SHORT LIST – Ten films selected by DOC NYC programmers as ones to watch this awards season (* indicates director in person): 5 Broken Cameras (dirs. Emad Burnat and Guy Davidi); Ai Weiwei: Never Sorry (dir. Alison Klayman); Ethel (dir. Rory Kennedy*); First Position (dir. Bess Kargman*); How to Survive a Plague (dir. David France*); The Imposter (dir. Bart Layton*); Mea Maxima Culpa: Silence in the House of God (dir. Alex Gibney*); Searching for Sugar Man (dir. Malik Bendjelloul); Under African Skies (dir. Joe Berlinger*); and West of Memphis (dir. Amy Berg*).
SHORTS PROGRAMS – Six thematic groupings of short documentaries will be presented in “Common Ground,” on the power of community; “Family Ties,” on the relationship between parents and children; “Great Performances,” on dance and music; “Home Movies & Other Memories,” on the pull of the past; “Odd Jobs,” on what people do for a living; and “Portraits,” profiling unique individuals.
DOC-A-THON PANELS – Twenty panels spread over 5 days will explore the art and business of doc making.
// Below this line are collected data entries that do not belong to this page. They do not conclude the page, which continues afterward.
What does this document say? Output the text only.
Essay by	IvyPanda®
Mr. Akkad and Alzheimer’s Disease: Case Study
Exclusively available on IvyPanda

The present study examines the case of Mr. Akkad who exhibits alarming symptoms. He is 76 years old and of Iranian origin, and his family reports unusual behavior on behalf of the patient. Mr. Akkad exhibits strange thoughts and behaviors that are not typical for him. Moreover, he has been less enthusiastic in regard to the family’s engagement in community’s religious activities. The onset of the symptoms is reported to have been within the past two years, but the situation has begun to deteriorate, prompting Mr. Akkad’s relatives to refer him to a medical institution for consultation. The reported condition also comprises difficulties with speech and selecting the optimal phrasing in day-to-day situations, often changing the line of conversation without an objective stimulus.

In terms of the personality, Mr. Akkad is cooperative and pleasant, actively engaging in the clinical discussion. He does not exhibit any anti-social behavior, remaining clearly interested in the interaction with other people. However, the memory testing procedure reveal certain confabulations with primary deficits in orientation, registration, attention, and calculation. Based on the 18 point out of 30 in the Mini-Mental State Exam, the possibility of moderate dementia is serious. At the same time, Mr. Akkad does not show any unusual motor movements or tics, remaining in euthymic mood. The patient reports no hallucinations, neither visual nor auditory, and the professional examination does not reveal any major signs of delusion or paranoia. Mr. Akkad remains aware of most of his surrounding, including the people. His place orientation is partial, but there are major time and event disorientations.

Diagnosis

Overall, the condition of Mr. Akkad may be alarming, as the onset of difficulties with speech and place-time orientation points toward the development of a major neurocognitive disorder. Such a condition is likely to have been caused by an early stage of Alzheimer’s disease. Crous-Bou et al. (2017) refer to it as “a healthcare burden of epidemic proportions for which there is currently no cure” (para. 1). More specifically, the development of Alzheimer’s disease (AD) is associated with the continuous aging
Each day has a different theme: “Get the Money”; “Shoot Your Doc”; “Finish Your Doc”; “Protect Your Rights”; and “Find Your Audience.” Participants include filmmakers Liz Garbus (Love, Marilyn) and Bart Layton (The Imposter), who will be paired for a master class on directing; and Alex Gibney (Mea Maxima Culpa: Silence in the House of God), who will be interviewed by David Edelstein of New York magazine for a special “In Conversation” event.
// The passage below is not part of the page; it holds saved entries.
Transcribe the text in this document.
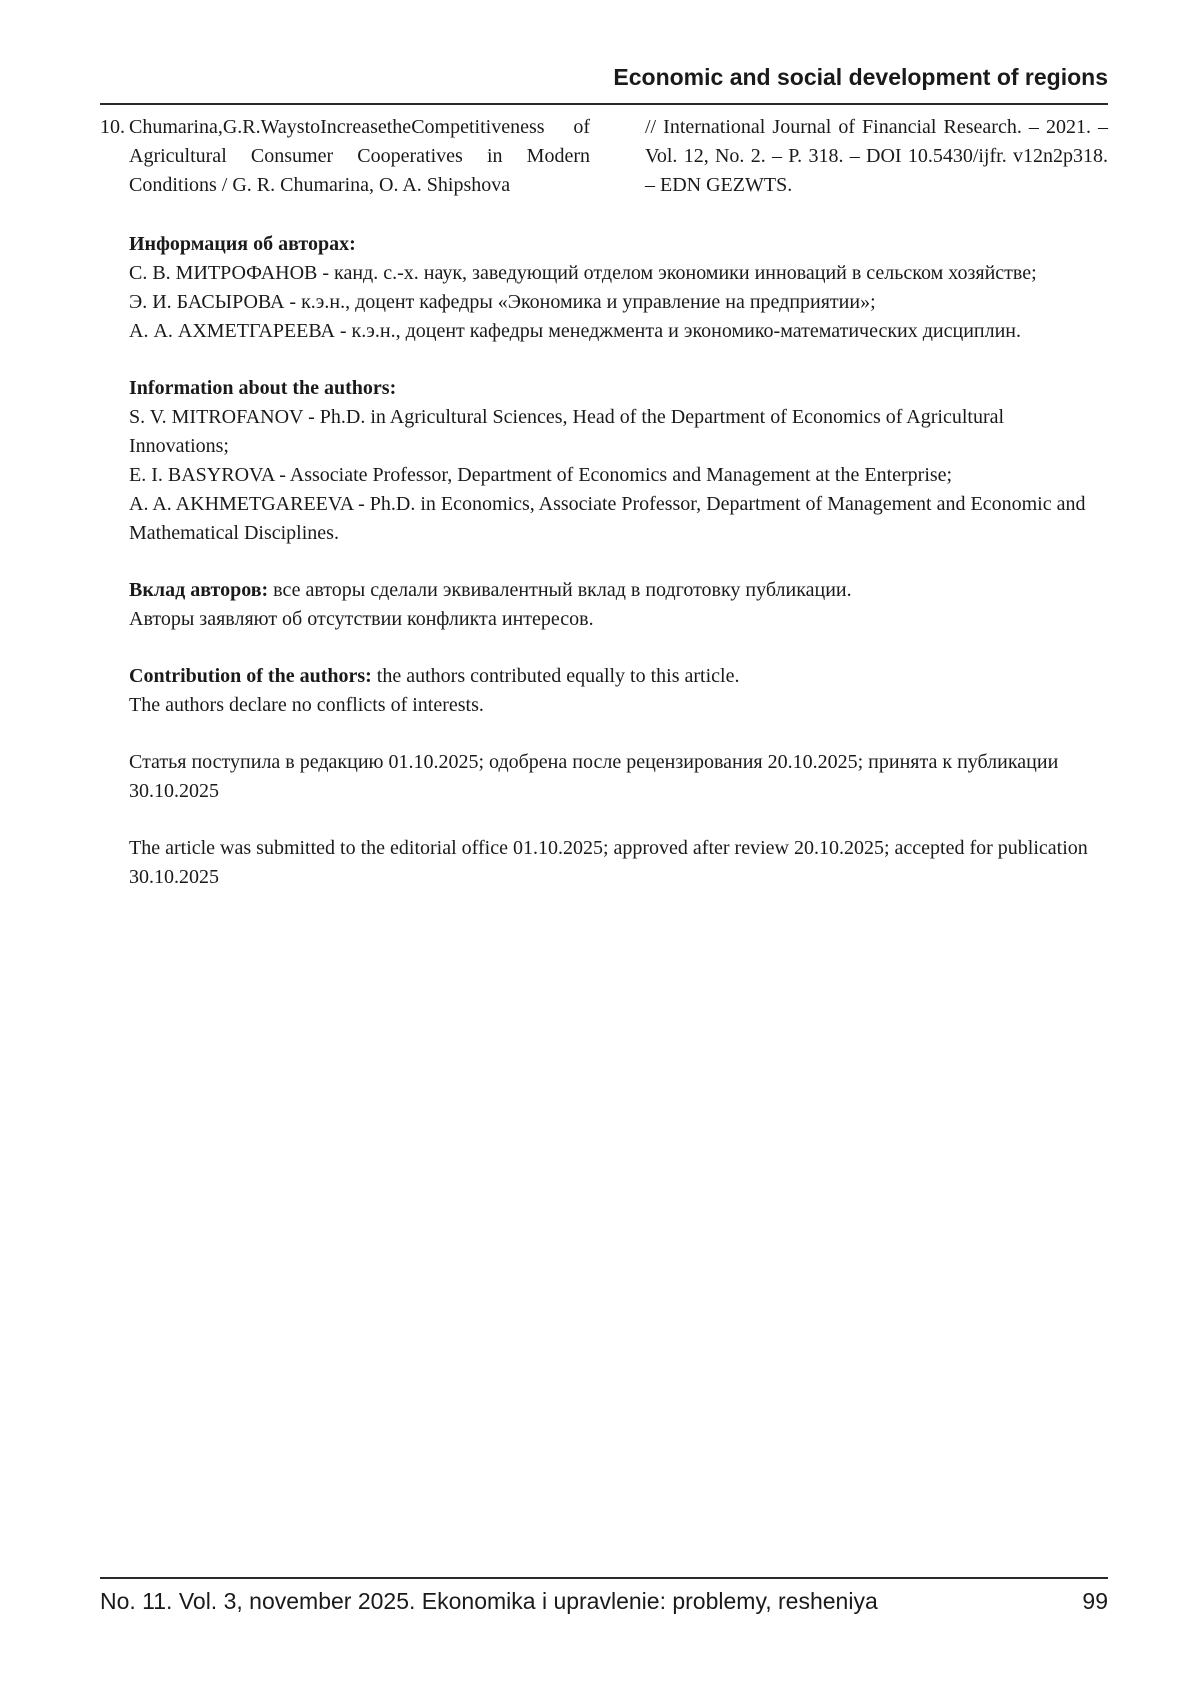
Economic and social development of regions
10. Chumarina,G.R.WaystoIncreasetheCompetitiveness of Agricultural Consumer Cooperatives in Modern Conditions / G. R. Chumarina, O. A. Shipshova
// International Journal of Financial Research. – 2021. – Vol. 12, No. 2. – P. 318. – DOI 10.5430/ijfr. v12n2p318. – EDN GEZWTS.

Информация об авторах:

С. В. МИТРОФАНОВ - канд. с.-х. наук, заведующий отделом экономики инноваций в сельском хозяйстве;

Э. И. БАСЫРОВА - к.э.н., доцент кафедры «Экономика и управление на предприятии»;

А. А. АХМЕТГАРЕЕВА - к.э.н., доцент кафедры менеджмента и экономико-математических дисциплин.

Information about the authors:

S. V. MITROFANOV - Ph.D. in Agricultural Sciences, Head of the Department of Economics of Agricultural Innovations;

E. I. BASYROVA - Associate Professor, Department of Economics and Management at the Enterprise;

A. A. AKHMETGAREEVA - Ph.D. in Economics, Associate Professor, Department of Management and Economic and Mathematical Disciplines.

Вклад авторов: все авторы сделали эквивалентный вклад в подготовку публикации.

Авторы заявляют об отсутствии конфликта интересов.

Contribution of the authors: the authors contributed equally to this article.

The authors declare no conflicts of interests.

Статья поступила в редакцию 01.10.2025; одобрена после рецензирования 20.10.2025; принята к публикации 30.10.2025

The article was submitted to the editorial office 01.10.2025; approved after review 20.10.2025; accepted for publication 30.10.2025

No. 11. Vol. 3, november 2025. Ekonomika i upravlenie: problemy, resheniya	99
AWARDS – Juries for the Viewfinders competition and Metropolis competition will pick one film from each section to receive a prize. The winners will receive a Digital Cinema Package courtesy of Technicolor-PostWorks New York, offering comprehensive post services including data workflows, multi-format conform, color grading, duplication and digital cinema. Films in those two sections will also be eligible for the SundanceNOW Audience Award. The winner, determined by audience balloting at a film’s first screening, will receive a collection of 50 films on DVD from the IFC Films and Sundance Selects library. SundanceNOW is the home of Doc Club, which features a monthly selection of films curated by DOC NYC artistic director Thom Powers. A jury will also select one film from the 32 shorts in the festival for a Short Film Prize.